Mi marido estaba embelesado, quería saber cada detalle, aunque me vería en unas horas. Yo estaba contenta porque, desde hace años, él no había querido saber de mi primer matrimonio y deliberadamente evitaba el tema. Sin embargo, esto también había cambiado en su caso, ahora que parecía algo tan lejano.

“Eso pudo haber sido una escena de una película”, dijo.

Pero en la versión de la película, yo habría tenido algo que ver con “su ex de antes de mi ex”. En la vida real, encontré la forma de cerrar aquella historia con la fuente menos esperada. Me di cuenta de que los vínculos a la distancia, así como el paso del tiempo, pueden ayudarte a reflexionar y son un recordatorio de que los matrimonios pueden deshacerse en un instante. ¿Cómo podía asegurarme de que esta nueva vida no se rompería como mi otra vida lo había hecho?

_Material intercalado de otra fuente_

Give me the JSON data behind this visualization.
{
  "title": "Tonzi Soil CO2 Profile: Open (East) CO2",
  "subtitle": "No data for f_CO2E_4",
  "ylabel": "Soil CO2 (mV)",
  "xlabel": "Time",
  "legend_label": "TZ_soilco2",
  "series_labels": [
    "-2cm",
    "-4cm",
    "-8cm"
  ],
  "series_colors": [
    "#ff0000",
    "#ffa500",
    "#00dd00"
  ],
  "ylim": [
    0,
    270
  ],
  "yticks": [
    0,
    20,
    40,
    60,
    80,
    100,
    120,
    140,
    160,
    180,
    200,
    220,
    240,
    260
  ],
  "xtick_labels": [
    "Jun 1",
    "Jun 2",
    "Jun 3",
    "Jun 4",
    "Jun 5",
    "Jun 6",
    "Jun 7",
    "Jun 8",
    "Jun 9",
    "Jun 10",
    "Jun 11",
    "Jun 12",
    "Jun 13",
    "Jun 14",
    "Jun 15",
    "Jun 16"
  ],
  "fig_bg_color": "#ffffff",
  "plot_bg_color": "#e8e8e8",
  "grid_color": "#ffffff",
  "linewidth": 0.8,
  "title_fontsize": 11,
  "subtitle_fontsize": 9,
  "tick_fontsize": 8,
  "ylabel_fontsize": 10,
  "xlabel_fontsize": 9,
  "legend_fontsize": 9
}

Meses después, en protesta por las prácticas comerciales de Uber, borré la aplicación, pero con una punzada de arrepentimiento. Extrañamente, Uber me había ayudado a resolver mis sentimientos por los hombres más importantes en mi vida y a llevar mi relación actual a un lugar más honesto. ¿Quién se hubiera imaginado que habría una aplicación para eso?

Marci Alboher es escritora en la ciudad de Nueva York y vicepresidenta de una organización sin fines de lucro estadounidense.